As part of Pink Week, College Against Cancer hosted various events to bring awareness and raise fund for breast cancer.

Mackenzie Burns, Staff writer

The Mercyhurst chapter of Colleges Against Cancer is bringing Pink Week to campus.

The club’s goal is to promote cancer awareness through research, risks and treatment. They lend support to those that are battling and those who know someone who has battled or is still battling cancer. This year, the club is focusing on fundraising for cancer research and treatment.

After Michael Grasso, assistant director of Residence Life, took over as advisor of Colleges Against Cancer, and is responsible for the fun-filled week devoted to raising cancer awareness, known as Pink Week.

Pink Week kicked off on Sunday, Oct. 18, with the Paint the Campus Pink event. Students and staff decorated campus with pink ribbons to honor Breast Cancer Awareness Month. The Pink Bake Sale and the Pink Week shirt distributions were held on Monday and Tuesday.

On Wednesday, Oct 21, the “On Wednesdays We Wear Pink” event took place, where students were encouraged to wear pink.

On Thursday, “Fancy Pink Lemonade” will be distributed around in decorated cups with facts about breast cancer.
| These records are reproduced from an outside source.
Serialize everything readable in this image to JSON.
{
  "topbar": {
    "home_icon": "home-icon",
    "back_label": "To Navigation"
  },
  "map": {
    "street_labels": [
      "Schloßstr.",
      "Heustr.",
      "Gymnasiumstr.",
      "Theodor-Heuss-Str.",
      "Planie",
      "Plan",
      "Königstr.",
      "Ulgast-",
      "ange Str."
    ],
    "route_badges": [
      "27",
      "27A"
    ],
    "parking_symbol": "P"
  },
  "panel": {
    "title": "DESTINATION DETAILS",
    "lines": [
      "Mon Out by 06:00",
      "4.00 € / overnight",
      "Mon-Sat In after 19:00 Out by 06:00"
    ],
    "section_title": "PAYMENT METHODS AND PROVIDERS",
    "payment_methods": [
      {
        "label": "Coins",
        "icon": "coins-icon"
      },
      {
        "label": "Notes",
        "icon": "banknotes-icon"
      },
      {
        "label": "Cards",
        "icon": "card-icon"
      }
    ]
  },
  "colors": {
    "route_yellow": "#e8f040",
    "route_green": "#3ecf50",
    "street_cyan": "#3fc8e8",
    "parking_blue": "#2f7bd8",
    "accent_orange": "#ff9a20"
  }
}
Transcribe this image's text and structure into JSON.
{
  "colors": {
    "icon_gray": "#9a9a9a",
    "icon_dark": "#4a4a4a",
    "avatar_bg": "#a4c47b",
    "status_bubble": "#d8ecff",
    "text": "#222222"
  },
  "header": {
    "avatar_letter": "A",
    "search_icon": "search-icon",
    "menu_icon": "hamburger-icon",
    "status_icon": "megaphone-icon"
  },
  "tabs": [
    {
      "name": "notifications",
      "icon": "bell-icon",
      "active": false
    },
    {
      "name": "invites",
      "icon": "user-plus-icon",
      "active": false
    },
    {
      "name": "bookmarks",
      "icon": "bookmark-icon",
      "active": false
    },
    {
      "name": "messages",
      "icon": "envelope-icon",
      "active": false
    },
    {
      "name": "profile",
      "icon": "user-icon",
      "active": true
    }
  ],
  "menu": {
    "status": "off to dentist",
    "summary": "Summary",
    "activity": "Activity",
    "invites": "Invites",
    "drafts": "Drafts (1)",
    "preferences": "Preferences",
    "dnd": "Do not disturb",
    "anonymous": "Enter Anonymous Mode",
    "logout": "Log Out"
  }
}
The week-long event will wrap up on Friday with a women’s hockey game against Princeton at 3:00 p.m. senior Archaeology major and Club President, Brianna Flynn encourages students to also wear pink to the game.

“We also encourage students to attend the Women’s Hockey game this Friday and wear their shirts,” Flynn said.

By hosting Pink Week, CAC is hoping to get students involved in breast cancer awareness. Eventually, the group hopes to make Relay for Life, a walk to raise funds for cancer, the biggest event on campus. It is also the biggest event the CAC sponsors and the most well-known, Grasso said. Relay for Life will take place in Garvey Park April 23, 2016.

“In the past it had been a great event but it was one of many events held during the weekend and was seen as more of a club activity,” Grasso said.

Grasso believes that each year, Relay for Life is moving further away from this notion. He has seen that for several years now, Relay for Life has been turning into a tradition for students and staff at the university.

“At other schools, Relay is huge and it is a campus tradition,”said Grasso.

“CAC has high hopes for this year’s Relay and is hoping to raise lots of money for the cause.”

In the coming months, the club is hoping to host a snowball fight or a snowman building contest.

“I think it’s the one time I’ve ever hoped for snow here. We’re also collaborating with the Dance Department with their November showcase for breast cancer,” Flynn said.

According to Flynn, the club is still relatively new and not a lot of people are aware of its existence. They hope to recruit more members during the spring.

“We have a lot of people in our club who are very outgoing and are good at getting the word out. We try to make a lot of flyers for our events.. We really turn the recruiting into overdrive in the spring, though, when we’re preparing for Relay, just because we want to make that event as big as possible,” said Flynn.

“This year, we’re hoping to hold a Relay kickoff event in December before Christmas break. Sort of a de-stressing, but still get Relay out there event.”

For now, CAC hopes to see all of the campus participating in Pink Week while showing some Laker Pride and helping out for a good cause.